In moments such as these I believe I understand the mystic, the “spiritual but not religious,” and perhaps most aptly, the meditative state which accompanies many a priest of various traditions.  It is moments like these that I experience a sort of transcendence, a fact that may not seem likely to many because I am a materialistic atheist.  It is here where I appreciate Sam Harris’ view about the usefulness and importance of many eastern traditions of meditation, where many other atheists do not.

Where I think many people go wrong in this ‘mystical’ or ‘spiritual’ experience is allowing oneself to live within this phenomenological experience without exterior context.  It is, after all, a subjective and internal experience, and its emotional and existential power is overwhelming.  But I urge people to not become completely distracted by this beauty (by all means allow yourself to enjoy it!), at least insofar as to become lost in the parochial halls of ones own mind.

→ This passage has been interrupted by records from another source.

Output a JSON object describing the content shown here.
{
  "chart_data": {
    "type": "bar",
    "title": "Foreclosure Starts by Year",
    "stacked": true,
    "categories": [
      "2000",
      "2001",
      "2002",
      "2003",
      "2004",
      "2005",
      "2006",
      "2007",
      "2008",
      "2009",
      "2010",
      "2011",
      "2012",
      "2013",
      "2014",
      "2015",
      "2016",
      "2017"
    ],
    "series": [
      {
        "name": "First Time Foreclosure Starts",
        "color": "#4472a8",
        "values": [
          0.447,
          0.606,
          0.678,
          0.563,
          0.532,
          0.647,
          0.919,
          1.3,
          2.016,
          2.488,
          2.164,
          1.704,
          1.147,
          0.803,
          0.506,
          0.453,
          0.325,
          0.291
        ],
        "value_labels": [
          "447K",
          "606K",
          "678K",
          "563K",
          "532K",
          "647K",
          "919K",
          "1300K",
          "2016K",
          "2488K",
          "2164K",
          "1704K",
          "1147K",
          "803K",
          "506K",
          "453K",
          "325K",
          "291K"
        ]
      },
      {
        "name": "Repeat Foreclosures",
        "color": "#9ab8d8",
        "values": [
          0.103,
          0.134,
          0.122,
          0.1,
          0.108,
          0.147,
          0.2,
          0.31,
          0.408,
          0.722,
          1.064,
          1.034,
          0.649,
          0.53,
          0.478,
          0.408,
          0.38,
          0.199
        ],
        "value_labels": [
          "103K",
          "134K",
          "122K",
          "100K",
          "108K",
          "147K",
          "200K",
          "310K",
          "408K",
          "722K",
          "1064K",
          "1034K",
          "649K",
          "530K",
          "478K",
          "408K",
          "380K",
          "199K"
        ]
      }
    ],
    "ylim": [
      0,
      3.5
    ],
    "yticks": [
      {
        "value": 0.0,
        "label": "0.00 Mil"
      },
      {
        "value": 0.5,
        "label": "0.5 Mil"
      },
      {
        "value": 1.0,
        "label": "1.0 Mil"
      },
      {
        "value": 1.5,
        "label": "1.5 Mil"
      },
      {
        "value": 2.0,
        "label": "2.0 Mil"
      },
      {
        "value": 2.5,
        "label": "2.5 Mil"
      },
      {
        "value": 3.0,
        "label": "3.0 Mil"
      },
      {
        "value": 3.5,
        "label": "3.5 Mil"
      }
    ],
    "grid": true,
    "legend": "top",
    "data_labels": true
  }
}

There really is an external world out there.  And while the philosopher in me wants to proclaim some radically skeptical caveat there, I know that this hallway leads nowhere worth pursuing, having walked its path into the darkness and seeing no end or distant light.  And part of our experiences, as a brain prone to illusion, delusion, and terrible fallacy, is that we have to take whatever steps we can to not become enchanted by the magicians within us.  Because just like a con-man or mentalist, our own mental attributes will fool us and we may become convinced that there must be magic behind the slight-of-mind that is our consciousness. And just like those con-men or mentalists, there is always a rational explanation.

It has been a long road to get here, historically, to a time when we have access to the methodologies employed by skeptics; logic, rational analysis, and the empiricism native to science.  These are the best tools we have to look at ourselves from the outside.  Not quite an objective experience, as that is impossible by definition, but a way to extend our subjective experience to include the filter of, well, reality.

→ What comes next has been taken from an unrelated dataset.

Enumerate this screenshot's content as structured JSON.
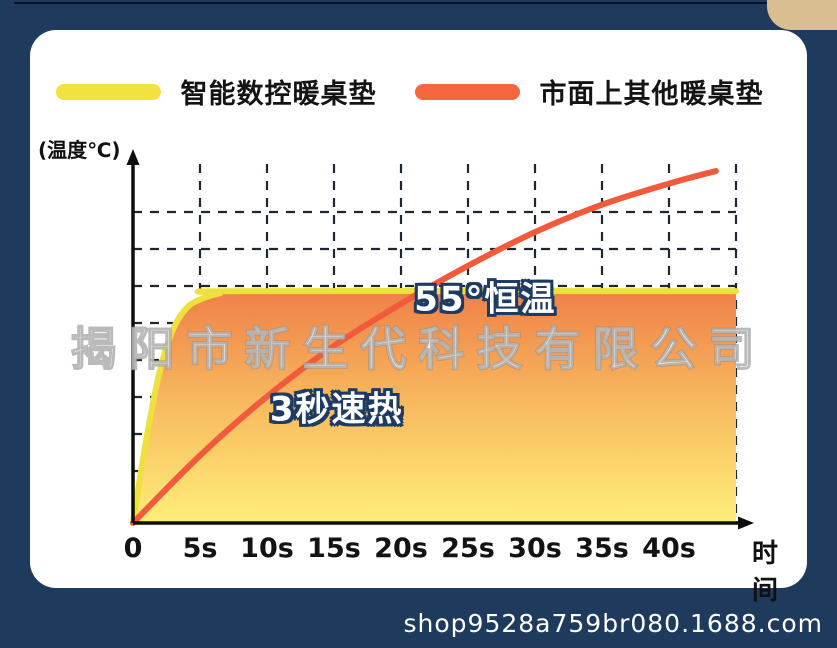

This is why science is so important.  It’s not that it makes the whole of what religious traditions have left us irrelevant, but it allows us to distinguish between what is is real and what is the illusion inherent to our perceptual attributes.  Much of philosophy, mysticism, and even our common sense thinking is mired in these illusions, and without at least the unconscious use of skeptical thinking we are doomed to become entranced by them.  The stronger the skeptical toolbox we have, the better we become at seeing around corners and avoiding our phenomenological pitfalls.

(Makes me want to say “the skepticism is strong in this one.”  But hat would be nerdy)

There is no incompatibility between science and spirituality, if by spirituality we mean the phenomenological experience of transcendent thought which raises us above what we already understood or experienced.  Nietzsche used the term “spirit” to refer to many things about us, none of the supernatural, and I would like to keep such company and continue this tradition, while making sure not to be confused with the supernatural-laced spirituality that pervades our culture like a cancer.  If you have another word for what I mean, I have no quarrel with you, as I understand how many connotations the term ‘spiritual’ has, most which are inconsistent with a naturalistic worldview.

These types of experiences are not the domain of religion, but religion has usurped them in the same way that religion has usurped morality, social activity, and ritual.  Part of the coming struggle for the atheist community will be finding ways to express these human needs (and they are needs for many, but not all) in a secular way.

And no, not every aspect of religious life will need a secular analog, as many of the aspects of theological and teleological thinking are fundamentally absurd and broken.  But that which is natural, human, and worth keeping such as the moments of beauty that we, even as atheists, have can be found without the silly theological baggage which weighs us down and holds us back.